C’est la Société nouvelle de démolition (la SED) qui est chargée de la préparation des travaux de destruction. Les immeubles de Fontbouillant sont composés d’une ossature métallique, ce qui a conduit cette entreprise à choisir un procédé d’implosion pour détruire le bâtiment B. Durand les mois et les semaines précédant l’opération de démolition, les éléments non porteurs ont été retirés (cloisons, cages d’ascenseurs, tuyauteries, panneaux de façades). La structure métallique a été affaiblie manuellement en réalisant des coupes sur les profilés métalliques. Les 3 000 charges d’explosifs sont ensuite déposées le long des découpes effectuées et reliées à 2 000 détonateurs. Ces travaux sont effectués par des artificiers de la société américaine CDI car cette implosion du bâtiment B est une première européenne. En effet, comme le souligne Denis Guétat, directeur de la SEB, 98 % des immeubles européens sont en béton.

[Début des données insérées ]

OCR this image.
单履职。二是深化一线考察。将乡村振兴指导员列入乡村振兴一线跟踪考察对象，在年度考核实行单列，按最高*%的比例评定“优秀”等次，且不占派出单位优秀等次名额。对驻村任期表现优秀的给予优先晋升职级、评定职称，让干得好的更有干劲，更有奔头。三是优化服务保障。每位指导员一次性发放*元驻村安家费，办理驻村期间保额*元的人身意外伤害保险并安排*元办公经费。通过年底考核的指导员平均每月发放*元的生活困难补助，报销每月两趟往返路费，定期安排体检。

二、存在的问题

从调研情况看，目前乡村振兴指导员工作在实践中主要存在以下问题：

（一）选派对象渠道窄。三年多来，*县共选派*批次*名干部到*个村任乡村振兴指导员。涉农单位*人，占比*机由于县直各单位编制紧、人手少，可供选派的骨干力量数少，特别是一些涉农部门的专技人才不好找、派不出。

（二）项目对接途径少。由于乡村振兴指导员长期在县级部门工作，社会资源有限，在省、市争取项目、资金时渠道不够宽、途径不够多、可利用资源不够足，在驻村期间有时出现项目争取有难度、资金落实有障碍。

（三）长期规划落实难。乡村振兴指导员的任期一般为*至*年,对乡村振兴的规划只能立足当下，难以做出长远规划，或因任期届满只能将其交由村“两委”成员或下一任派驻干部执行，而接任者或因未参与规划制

La préparation en amont ne concerne pas que l’aspect technique mais également la population. Si le bâtiment B a été vidé progressivement de ses habitants, les derniers ne sont partis qu’en avril 1988. La mise en place d’un plan de sécurité est organisée dès le matin du jour de l’explosion. Les immeubles C, F, H et G ainsi que le centre culturel et le Foyer de jeunes travailleurs sont évacués de 11 heures à 13h15. Ils sont accompagnés par le personnel de l’office et des points d’accueil sont prévus. Pour cette opération, 350 policiers et auxiliaires de la gendarmerie sont mobilisés et sont chargés de boucler un périmètre de trois kilomètres. A l’intérieur de ce périmètre, la circulation des véhicules est interdite de 9 h à 14 h. Le mercredi 9 novembre 1988, à 12 h 50, le « colosse » de 200 mètres de long, 13mètres de large et 11 niveaux est littéralement soufflé par l’implosion programmée. C’est toute une page de l’histoire de ce quartier qui se tourne. Pierre Goldberg, qui a déclenché l’opération de destruction, parle d’une « destruction nécessaire pour donner une nouvelle vie au quartier ».

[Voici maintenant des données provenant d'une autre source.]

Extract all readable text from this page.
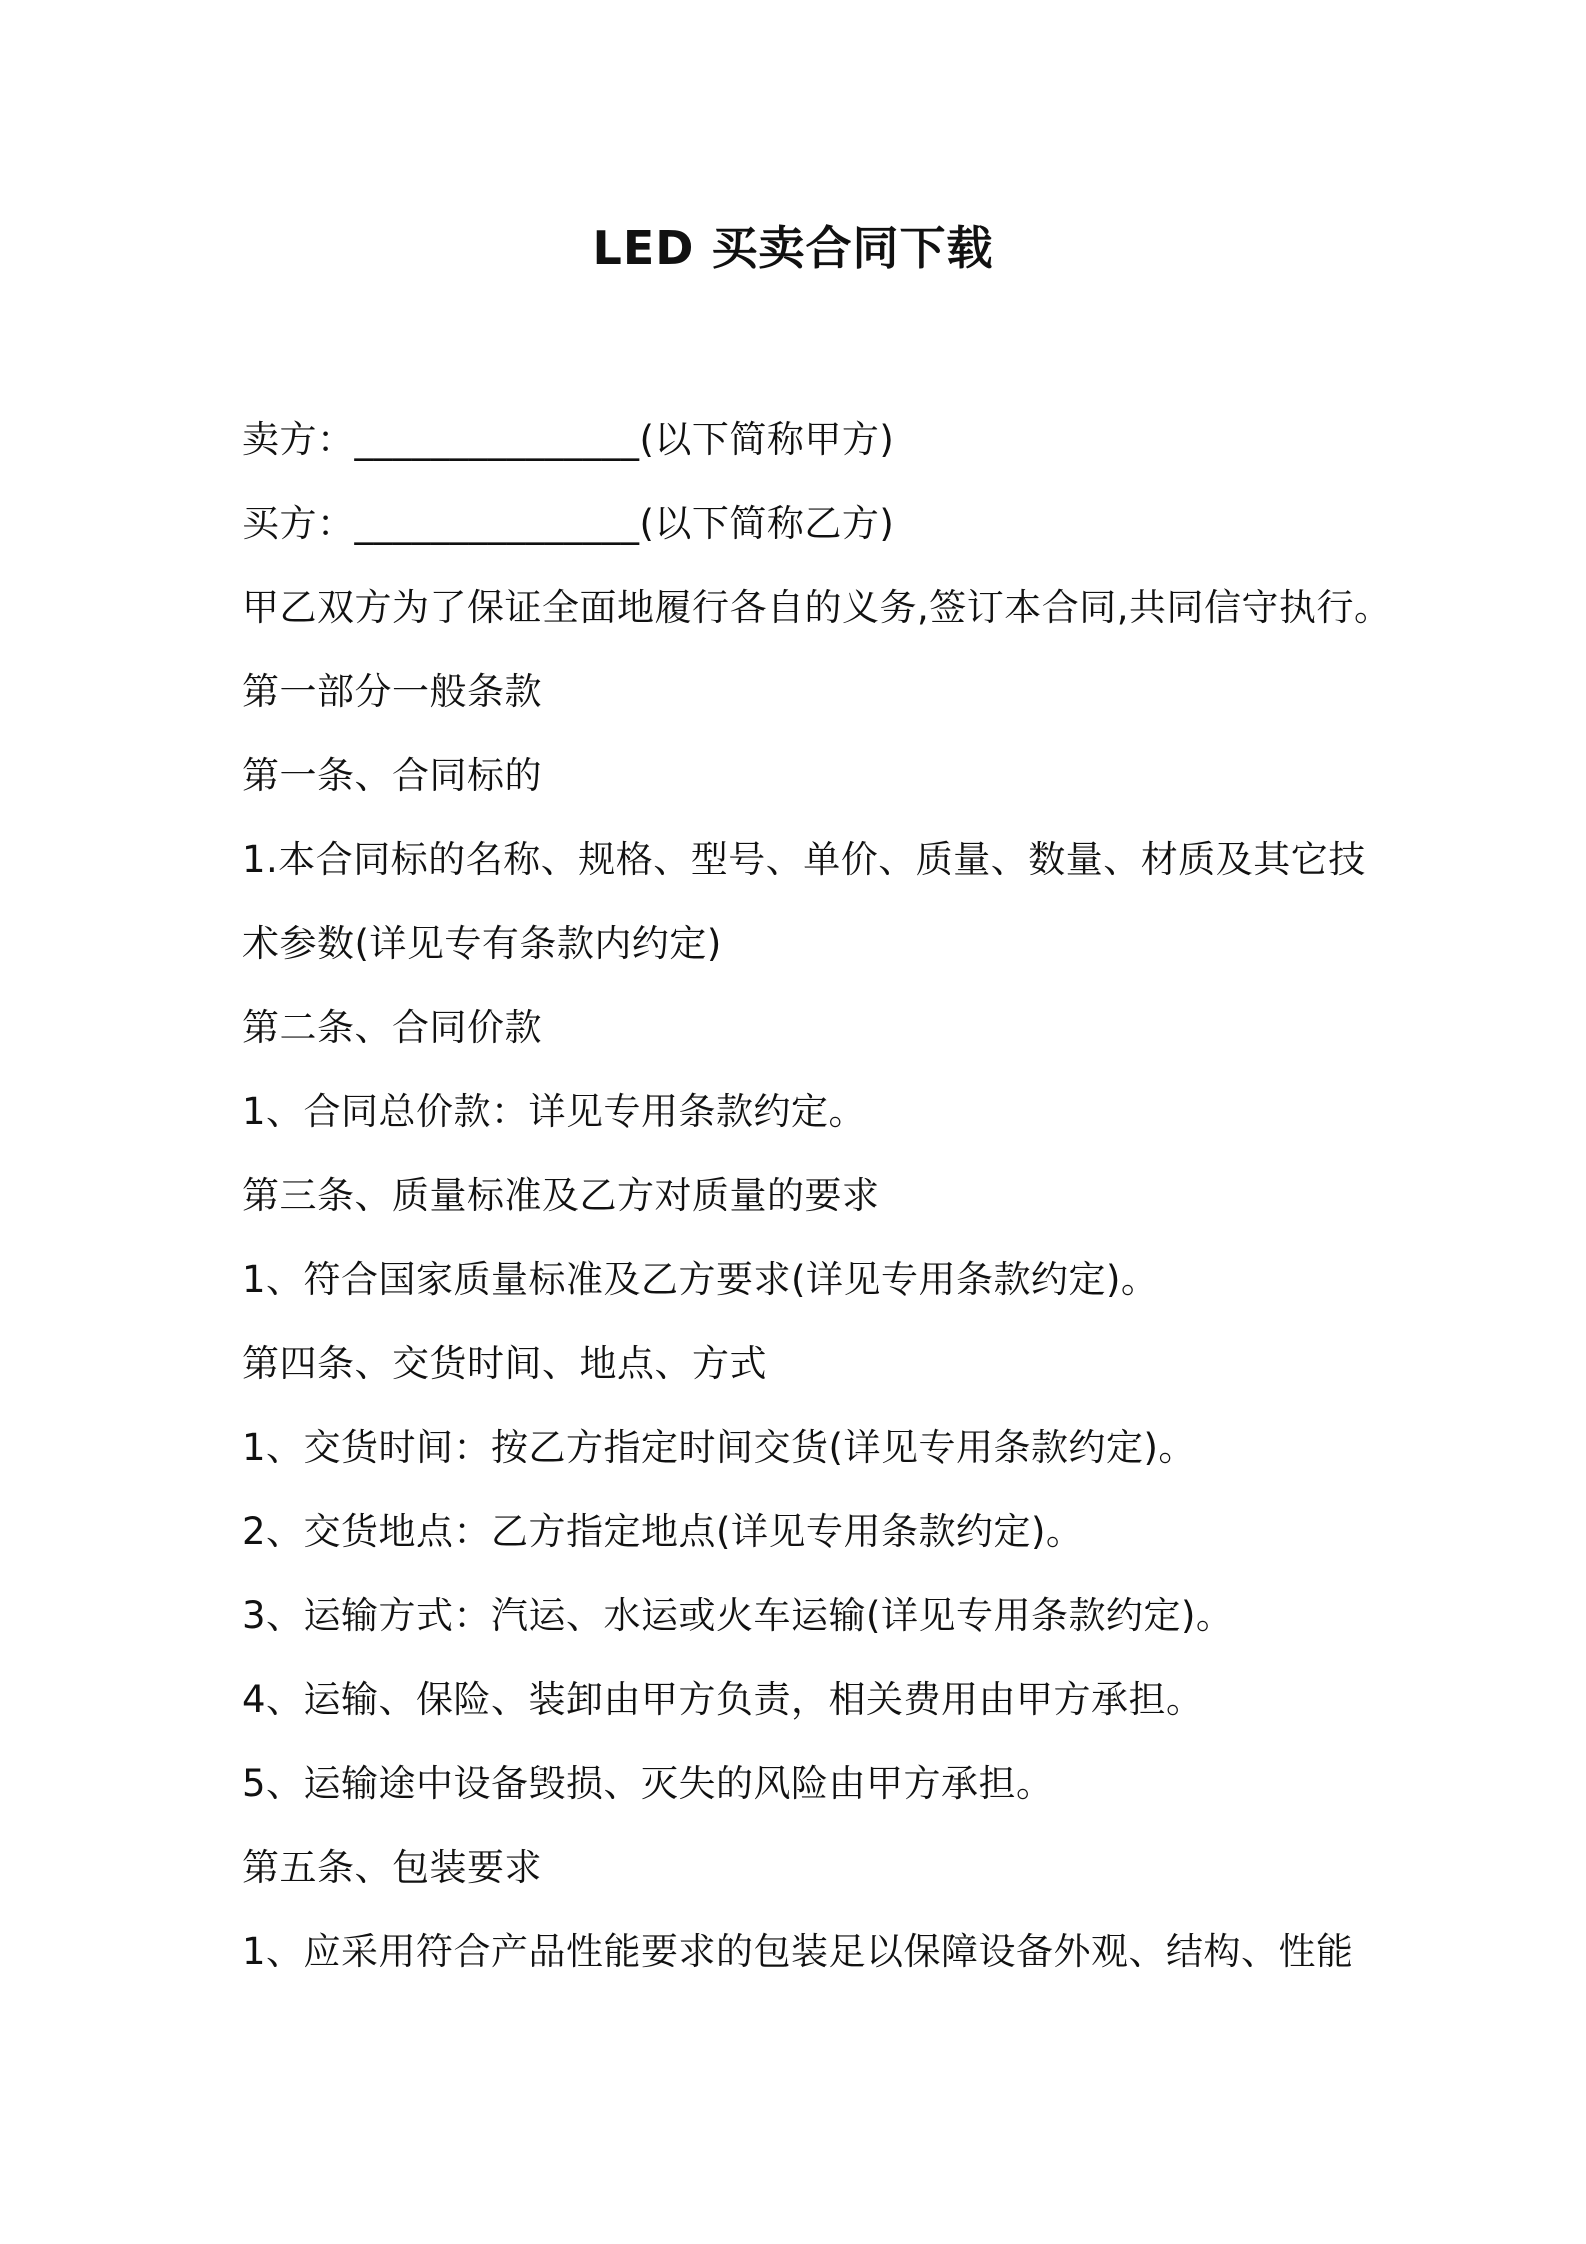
LED 买卖合同下载
卖方：_______________(以下简称甲方)
买方：_______________(以下简称乙方)
甲乙双方为了保证全面地履行各自的义务,签订本合同,共同信守执行。
第一部分一般条款
第一条、合同标的
1.本合同标的名称、规格、型号、单价、质量、数量、材质及其它技
术参数(详见专有条款内约定)
第二条、合同价款
1、合同总价款：详见专用条款约定。
第三条、质量标准及乙方对质量的要求
1、符合国家质量标准及乙方要求(详见专用条款约定)。
第四条、交货时间、地点、方式
1、交货时间：按乙方指定时间交货(详见专用条款约定)。
2、交货地点：乙方指定地点(详见专用条款约定)。
3、运输方式：汽运、水运或火车运输(详见专用条款约定)。
4、运输、保险、装卸由甲方负责，相关费用由甲方承担。
5、运输途中设备毁损、灭失的风险由甲方承担。
第五条、包装要求
1、应采用符合产品性能要求的包装足以保障设备外观、结构、性能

La politique des grands ensembles a contribué à réduire quantitativement la crise du logement à Montluçon. Ce type d’urbanisme est rapidement abandonné dès le début des années soixante-dix. Il faut même rapidement penser à réhabiliter voire détruire certains de ces immeubles avant même la fin de leur amortissement.

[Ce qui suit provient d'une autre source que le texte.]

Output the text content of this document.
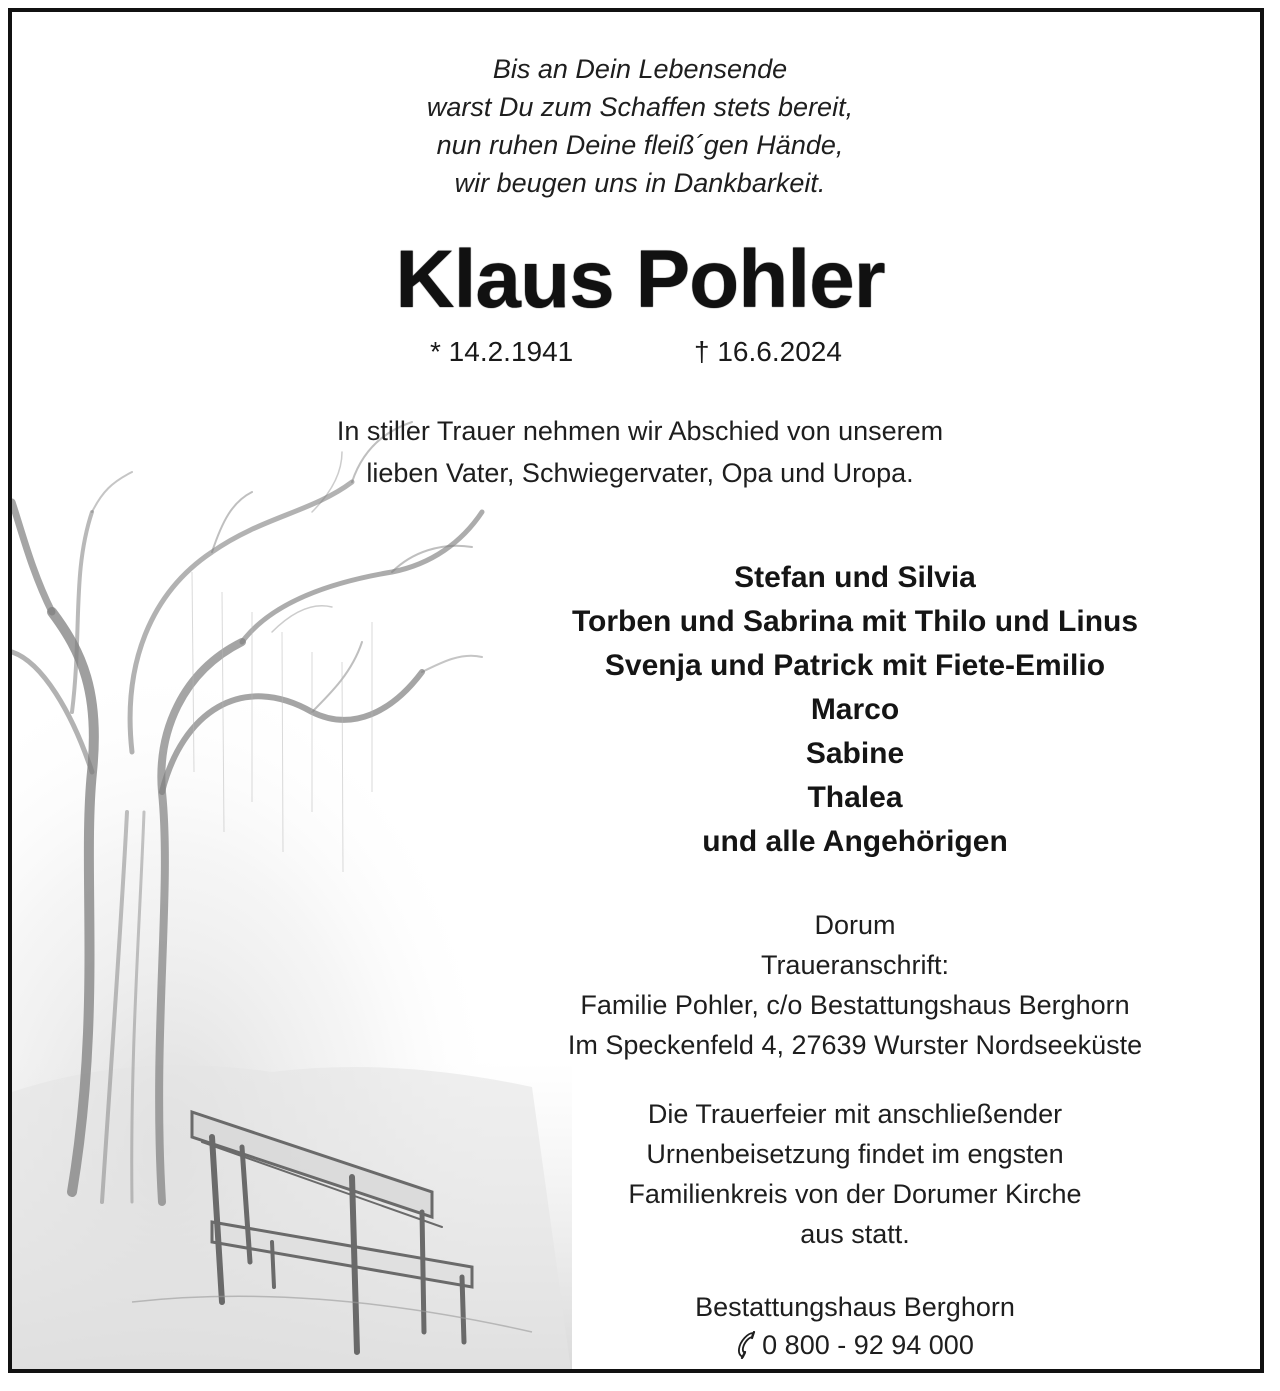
Bis an Dein Lebensende
warst Du zum Schaffen stets bereit,
nun ruhen Deine fleiß´gen Hände,
wir beugen uns in Dankbarkeit.
Klaus Pohler
* 14.2.1941	† 16.6.2024
In stiller Trauer nehmen wir Abschied von unserem
lieben Vater, Schwiegervater, Opa und Uropa.
Stefan und Silvia
Torben und Sabrina mit Thilo und Linus
Svenja und Patrick mit Fiete-Emilio
Marco
Sabine
Thalea
und alle Angehörigen
Dorum
Traueranschrift:
Familie Pohler, c/o Bestattungshaus Berghorn
Im Speckenfeld 4, 27639 Wurster Nordseeküste
Die Trauerfeier mit anschließender
Urnenbeisetzung findet im engsten
Familienkreis von der Dorumer Kirche
aus statt.
Bestattungshaus Berghorn
0 800 - 92 94 000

Cette démolition d’immeubles collectifs est actuellement en cours dans les quartiers de Pierre-Leroux et de la Verrerie. Deux ensembles d’immeubles qui avaient il y a environ soixante ans remplacé eux-mêmes deux îlots insalubres : les cités ouvrières des usines Saint-Jacques et le quartier de Brevelle. Ces opérations de démolitions fermeront en quelque sorte la boucle des opérations de rénovations urbaines de ces quartiers ouvriers de Montluçon.